Seriously: it is a creative process, and easier to get there for some than others. Your mechanism - be it write 200 words a day, or play Ravel's Bolero - is almost cetainly not the same as mine. Take any advice on this with shovels of salt... but do write. And somehow, finish.


Rowena Cory Daniells said...

Dave, I find the hardest thing is the constant interruptions. With all of my 6 kids at home, 3 in UNI, 2 in high school and one lost his licence due to a seizure, I'm constantly making trips to the train station to drop them off and pick them up.

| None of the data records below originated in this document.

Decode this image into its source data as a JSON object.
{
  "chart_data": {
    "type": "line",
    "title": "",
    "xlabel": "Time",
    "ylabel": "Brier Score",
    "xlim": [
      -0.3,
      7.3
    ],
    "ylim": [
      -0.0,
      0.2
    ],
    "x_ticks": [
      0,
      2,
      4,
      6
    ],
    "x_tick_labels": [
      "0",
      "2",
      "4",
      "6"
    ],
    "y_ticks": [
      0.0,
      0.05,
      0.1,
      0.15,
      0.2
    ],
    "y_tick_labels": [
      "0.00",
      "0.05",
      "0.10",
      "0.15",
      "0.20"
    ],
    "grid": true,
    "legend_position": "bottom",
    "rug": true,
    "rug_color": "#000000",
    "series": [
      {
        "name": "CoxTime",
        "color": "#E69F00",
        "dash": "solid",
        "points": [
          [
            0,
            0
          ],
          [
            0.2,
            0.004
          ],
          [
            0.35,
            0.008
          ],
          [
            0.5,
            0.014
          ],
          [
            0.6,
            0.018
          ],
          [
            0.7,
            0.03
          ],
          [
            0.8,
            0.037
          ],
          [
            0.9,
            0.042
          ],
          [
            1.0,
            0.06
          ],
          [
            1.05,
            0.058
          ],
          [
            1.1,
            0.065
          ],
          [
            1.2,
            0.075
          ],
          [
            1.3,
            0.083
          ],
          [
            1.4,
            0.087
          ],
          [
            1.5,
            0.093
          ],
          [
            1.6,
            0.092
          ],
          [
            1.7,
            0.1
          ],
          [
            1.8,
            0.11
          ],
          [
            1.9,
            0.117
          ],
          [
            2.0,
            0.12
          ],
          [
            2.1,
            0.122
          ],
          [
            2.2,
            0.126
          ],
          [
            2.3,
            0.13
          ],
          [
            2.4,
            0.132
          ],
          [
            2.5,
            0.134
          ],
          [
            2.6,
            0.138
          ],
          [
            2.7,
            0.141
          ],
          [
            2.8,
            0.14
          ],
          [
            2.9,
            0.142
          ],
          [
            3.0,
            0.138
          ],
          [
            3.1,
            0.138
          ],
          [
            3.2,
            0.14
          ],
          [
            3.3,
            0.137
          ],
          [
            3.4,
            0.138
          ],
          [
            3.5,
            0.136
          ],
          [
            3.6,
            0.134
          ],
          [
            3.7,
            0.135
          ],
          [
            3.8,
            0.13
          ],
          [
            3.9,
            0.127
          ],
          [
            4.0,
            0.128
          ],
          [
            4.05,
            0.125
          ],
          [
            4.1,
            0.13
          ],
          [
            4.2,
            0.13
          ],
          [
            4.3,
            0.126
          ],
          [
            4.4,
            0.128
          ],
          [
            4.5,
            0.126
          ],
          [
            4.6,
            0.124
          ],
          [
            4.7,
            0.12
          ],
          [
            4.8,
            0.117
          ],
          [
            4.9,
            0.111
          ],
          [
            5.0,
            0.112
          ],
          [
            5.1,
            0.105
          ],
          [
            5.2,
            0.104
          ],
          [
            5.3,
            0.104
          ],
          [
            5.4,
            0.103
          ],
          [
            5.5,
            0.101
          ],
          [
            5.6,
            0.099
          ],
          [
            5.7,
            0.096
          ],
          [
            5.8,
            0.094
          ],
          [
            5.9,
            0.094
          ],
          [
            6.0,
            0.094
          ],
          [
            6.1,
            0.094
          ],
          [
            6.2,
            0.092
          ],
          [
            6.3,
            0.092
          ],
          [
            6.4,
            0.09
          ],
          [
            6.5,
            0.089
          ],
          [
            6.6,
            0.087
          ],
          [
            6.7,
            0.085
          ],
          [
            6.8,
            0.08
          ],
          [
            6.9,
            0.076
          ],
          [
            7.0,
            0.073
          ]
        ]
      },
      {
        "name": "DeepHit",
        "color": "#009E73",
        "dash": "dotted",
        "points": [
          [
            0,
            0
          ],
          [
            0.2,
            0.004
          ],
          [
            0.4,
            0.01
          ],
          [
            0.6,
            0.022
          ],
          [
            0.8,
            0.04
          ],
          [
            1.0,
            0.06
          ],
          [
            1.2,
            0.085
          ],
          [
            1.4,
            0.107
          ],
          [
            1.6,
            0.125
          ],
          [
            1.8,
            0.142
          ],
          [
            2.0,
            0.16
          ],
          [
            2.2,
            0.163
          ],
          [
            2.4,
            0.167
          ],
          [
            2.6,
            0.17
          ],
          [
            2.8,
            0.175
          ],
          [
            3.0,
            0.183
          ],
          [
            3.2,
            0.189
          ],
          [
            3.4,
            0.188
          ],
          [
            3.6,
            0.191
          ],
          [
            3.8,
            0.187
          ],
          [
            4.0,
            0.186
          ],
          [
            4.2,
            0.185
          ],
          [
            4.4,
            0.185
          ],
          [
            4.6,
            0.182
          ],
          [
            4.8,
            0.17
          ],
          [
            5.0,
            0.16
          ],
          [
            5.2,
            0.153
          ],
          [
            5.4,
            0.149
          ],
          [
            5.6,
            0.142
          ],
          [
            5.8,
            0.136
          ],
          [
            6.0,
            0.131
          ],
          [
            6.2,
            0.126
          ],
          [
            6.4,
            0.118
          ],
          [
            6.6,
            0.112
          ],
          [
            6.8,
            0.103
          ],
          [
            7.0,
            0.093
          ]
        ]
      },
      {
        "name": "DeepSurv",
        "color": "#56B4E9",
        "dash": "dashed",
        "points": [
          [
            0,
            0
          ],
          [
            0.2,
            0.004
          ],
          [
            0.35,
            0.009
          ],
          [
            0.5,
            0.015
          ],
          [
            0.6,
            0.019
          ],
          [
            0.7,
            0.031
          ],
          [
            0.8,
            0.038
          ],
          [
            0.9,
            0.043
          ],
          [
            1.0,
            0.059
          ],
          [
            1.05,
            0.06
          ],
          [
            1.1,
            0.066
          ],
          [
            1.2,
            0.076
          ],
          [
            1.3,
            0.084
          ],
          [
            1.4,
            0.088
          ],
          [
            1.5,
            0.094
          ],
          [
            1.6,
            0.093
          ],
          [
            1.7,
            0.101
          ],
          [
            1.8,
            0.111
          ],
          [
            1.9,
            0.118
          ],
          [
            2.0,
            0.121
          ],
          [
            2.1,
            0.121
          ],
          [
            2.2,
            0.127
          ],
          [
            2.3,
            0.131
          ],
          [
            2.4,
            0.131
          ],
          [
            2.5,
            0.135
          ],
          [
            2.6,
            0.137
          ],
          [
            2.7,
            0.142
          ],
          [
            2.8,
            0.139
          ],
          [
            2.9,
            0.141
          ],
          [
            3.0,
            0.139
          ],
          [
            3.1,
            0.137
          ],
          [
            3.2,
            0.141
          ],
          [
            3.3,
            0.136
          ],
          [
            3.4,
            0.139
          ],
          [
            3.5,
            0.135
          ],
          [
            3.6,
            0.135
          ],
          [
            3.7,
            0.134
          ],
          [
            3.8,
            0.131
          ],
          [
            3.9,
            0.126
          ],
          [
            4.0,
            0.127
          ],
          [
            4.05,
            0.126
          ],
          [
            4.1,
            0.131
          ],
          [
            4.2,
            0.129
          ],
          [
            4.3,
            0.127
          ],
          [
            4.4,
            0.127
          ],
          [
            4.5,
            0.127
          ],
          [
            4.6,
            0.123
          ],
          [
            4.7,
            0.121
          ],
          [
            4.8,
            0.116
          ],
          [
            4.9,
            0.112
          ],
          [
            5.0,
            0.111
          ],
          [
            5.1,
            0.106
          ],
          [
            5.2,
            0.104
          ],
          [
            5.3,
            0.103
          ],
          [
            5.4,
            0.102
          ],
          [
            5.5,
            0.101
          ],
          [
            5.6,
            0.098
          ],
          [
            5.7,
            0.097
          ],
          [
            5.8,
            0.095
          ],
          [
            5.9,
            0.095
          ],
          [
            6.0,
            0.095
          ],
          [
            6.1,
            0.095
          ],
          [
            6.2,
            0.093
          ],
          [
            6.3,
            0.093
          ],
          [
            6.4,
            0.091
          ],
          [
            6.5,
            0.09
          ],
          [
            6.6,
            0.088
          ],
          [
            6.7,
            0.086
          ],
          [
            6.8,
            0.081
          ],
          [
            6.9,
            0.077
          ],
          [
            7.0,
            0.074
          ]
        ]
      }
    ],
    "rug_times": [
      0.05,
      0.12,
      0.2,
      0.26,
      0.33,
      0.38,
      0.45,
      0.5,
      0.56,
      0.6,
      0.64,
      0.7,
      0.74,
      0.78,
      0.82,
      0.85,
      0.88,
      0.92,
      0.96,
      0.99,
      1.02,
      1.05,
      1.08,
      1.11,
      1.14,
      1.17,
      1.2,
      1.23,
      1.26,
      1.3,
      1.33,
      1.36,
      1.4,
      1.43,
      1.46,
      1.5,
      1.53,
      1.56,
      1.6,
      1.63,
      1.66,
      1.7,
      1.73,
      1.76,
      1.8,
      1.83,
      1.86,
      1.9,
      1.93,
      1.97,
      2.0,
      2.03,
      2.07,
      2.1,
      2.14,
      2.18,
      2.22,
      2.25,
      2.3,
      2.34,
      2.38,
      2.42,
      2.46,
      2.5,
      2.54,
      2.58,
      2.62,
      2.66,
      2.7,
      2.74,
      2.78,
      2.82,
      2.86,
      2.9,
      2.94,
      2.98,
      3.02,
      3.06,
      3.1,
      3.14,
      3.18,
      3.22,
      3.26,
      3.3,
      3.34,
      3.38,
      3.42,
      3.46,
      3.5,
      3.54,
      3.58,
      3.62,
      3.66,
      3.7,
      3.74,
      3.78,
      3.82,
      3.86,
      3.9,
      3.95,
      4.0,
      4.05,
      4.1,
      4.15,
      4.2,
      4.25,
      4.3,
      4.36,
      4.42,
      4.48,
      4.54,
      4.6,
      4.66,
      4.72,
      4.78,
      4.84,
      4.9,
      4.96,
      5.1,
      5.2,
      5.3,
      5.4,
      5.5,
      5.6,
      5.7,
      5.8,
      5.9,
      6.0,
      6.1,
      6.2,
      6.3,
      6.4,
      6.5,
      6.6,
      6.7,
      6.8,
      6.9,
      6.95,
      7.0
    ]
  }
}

It's OK if I'm editing an ms that is pretty close to finished. But coming up with new story, or trying to hold the story arc of a large narrative in my head is hard, especially when I have that niggling feeling that something is not working. And I can't get enough thinking time to work out what it is.

Pati Nagle said...

One thing I've learned is to jealously guard my writing time. This means talking to my friends and family about when I'm going to be unavailable to them. (I realize this is hard when you're a mom, but it should be possible to strike a deal with your family that you get an hour a day or whatever to write interrupted, after dinner or before breakfast or whenever it fits.)

Dave, for a long time I tried to clear my desk of everything else so that I could write without distractions, but I found that by the time I had cleared my desk I was too tired to write. So I now choose a block of time and sit down to write for that time. I don't answer the phone, and my writing computer is not connected to the Internet. This really helps me focus and be productive.